A seleção brasileira feminina de vôlei segue mostrando porque é considerada uma das grandes favoritas ao título do Mundial de Vôlei 2025, disputado na Tailândia. No último jogo da fase de grupos, o Brasil não deu chances para Porto Rico, venceu por 3 sets a 0 — com parciais de 25/19, 25/13 e 25/18 — e encerrou a primeira fase de forma invicta, garantindo a liderança do Grupo C.

Já classificado para as oitavas de final antes mesmo de entrar em quadra, graças às vitórias sobre Grécia e França, o time comandado por José Roberto Guimarães manteve a intensidade, apresentou um bloqueio quase intransponível e confirmou o favoritismo.

O bloqueio brasileiro como arma decisiva

Se existe uma marca registrada desta partida, foi a atuação impecável do bloqueio verde-amarelo. O Brasil anotou 17 pontos no fundamento, contra apenas cinco da equipe porto-riquenha.

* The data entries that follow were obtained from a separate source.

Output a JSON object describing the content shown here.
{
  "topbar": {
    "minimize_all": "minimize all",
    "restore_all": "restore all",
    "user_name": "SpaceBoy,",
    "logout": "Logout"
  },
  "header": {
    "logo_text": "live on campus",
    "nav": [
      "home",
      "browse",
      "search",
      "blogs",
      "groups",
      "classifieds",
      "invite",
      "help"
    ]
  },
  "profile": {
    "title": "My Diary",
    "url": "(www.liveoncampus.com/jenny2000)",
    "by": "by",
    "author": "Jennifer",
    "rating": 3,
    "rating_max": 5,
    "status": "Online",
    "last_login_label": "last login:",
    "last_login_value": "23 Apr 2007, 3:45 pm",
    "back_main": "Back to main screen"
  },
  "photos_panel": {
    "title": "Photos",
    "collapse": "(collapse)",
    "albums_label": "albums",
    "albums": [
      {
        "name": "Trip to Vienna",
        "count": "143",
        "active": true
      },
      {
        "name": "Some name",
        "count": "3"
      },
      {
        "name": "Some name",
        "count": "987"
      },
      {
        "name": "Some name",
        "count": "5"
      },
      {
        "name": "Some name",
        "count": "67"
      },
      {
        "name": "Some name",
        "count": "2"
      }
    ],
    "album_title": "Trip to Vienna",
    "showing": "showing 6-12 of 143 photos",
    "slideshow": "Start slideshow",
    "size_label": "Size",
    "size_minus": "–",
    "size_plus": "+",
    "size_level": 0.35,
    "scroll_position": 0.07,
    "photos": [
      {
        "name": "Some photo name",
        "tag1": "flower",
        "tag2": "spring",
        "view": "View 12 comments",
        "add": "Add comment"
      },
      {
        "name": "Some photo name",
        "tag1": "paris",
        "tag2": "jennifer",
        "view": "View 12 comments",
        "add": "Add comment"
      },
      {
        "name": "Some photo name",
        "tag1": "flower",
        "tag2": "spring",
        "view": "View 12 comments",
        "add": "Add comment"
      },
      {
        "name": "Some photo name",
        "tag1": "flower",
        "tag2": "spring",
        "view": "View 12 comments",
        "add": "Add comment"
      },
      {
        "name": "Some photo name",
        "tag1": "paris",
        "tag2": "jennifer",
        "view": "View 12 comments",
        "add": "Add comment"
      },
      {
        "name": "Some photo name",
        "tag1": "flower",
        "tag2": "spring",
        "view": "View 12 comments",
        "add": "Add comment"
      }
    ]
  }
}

O desempenho coletivo foi determinante: seis jogadoras diferentes pontuaram no bloqueio, mostrando que não se trata apenas de destaques individuais, mas de uma engrenagem bem ajustada. Entre elas, brilharam:

  • Julia Kudiess, com 6 pontos de bloqueio;
  • Diana, com 4 pontos;
  • Julia Bergmann, também com 4 pontos.

Esse poder defensivo fez Porto Rico ter enormes dificuldades para superar a muralha brasileira, o que obrigou o adversário a arriscar mais, cometendo erros que facilitaram ainda mais a vitória.

Meio de rede dominante

Outro ponto fundamental para a vitória brasileira foi o jogo pelo meio de rede. A levantadora Macris, que manteve a titularidade, fez excelente distribuição e explorou bastante as centrais.

Ao todo, o setor somou 27 pontos, mostrando que a estratégia de jogar pelo meio foi eficaz contra a fragilidade do bloqueio porto-riquenho.

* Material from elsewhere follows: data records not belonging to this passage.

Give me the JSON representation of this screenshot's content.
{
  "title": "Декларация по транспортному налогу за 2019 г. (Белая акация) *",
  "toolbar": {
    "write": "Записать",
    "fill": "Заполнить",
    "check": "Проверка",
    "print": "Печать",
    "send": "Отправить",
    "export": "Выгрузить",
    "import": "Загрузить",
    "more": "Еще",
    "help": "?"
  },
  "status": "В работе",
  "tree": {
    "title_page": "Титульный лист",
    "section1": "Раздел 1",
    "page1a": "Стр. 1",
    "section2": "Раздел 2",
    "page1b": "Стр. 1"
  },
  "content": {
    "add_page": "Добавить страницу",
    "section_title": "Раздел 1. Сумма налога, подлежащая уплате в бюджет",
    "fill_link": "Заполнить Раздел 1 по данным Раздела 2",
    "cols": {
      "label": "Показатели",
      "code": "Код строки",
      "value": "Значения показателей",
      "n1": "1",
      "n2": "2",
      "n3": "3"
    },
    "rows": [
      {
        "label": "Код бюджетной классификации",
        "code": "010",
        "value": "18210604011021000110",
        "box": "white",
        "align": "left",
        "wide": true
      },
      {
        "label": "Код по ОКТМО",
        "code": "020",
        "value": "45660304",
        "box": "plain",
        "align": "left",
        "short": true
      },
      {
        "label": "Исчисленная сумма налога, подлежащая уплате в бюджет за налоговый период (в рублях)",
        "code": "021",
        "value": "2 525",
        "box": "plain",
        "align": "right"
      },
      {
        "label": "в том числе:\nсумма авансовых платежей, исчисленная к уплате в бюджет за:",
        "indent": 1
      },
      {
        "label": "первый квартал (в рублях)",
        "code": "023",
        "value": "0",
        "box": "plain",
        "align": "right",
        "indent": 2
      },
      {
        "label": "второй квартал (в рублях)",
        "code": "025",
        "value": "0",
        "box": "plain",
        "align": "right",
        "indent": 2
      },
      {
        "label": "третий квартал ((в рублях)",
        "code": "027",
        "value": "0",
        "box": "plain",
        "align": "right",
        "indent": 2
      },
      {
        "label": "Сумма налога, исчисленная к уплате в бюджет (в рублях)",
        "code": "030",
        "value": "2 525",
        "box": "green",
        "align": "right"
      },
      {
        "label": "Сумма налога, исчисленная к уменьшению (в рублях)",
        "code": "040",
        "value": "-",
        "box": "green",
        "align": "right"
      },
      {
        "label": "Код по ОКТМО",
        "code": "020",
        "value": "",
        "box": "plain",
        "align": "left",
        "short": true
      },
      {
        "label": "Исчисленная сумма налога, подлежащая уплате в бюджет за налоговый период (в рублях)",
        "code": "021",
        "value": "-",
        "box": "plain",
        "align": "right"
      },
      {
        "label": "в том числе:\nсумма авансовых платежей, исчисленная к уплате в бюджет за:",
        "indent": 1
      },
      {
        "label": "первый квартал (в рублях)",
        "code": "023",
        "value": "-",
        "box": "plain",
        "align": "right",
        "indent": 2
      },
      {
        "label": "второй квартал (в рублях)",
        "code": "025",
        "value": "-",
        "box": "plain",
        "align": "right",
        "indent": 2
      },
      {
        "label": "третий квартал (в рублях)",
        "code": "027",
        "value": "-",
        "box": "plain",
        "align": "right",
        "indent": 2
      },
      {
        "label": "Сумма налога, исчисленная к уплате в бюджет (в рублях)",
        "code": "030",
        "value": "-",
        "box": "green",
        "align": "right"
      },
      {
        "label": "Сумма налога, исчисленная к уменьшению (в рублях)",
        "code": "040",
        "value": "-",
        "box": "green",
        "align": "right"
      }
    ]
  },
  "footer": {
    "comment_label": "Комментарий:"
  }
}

A maior pontuadora do duelo foi Julia Kudiess, com 14 acertos, seguida de perto por Diana, que marcou 13 pontos. Essa dobradinha de centrais mostra o equilíbrio e a profundidade ofensiva da seleção, que tem múltiplas opções para decidir os lances.

Macris e o equilíbrio ofensivo

Além da força no bloqueio e nas centrais, o destaque ficou para a levantadora Macris, uma das principais jogadoras do elenco. Com grande precisão, ela fez a bola rodar, permitindo que cinco atacantes diferentes pontuassem com frequência.

  • Julia Kudiess: 14 pontos;
  • Diana: 13 pontos;
  • Julia Bergmann: 11 pontos;
  • Gabi e Kisy: 8 pontos cada;
  • A própria Macris ainda contribuiu com um ponto de ataque e um ace de saque.

Esse equilíbrio é um dos grandes trunfos do Brasil: a equipe não depende de apenas uma jogadora para definir partidas, mas tem uma rotação ofensiva variada, capaz de dificultar a leitura de jogo das adversárias.

Rodízio e testes de olho no mata-mata

Com o controle do placar, o técnico Zé Roberto aproveitou o jogo para fazer alguns testes e dar ritmo a jogadoras que podem ser importantes na fase de mata-mata.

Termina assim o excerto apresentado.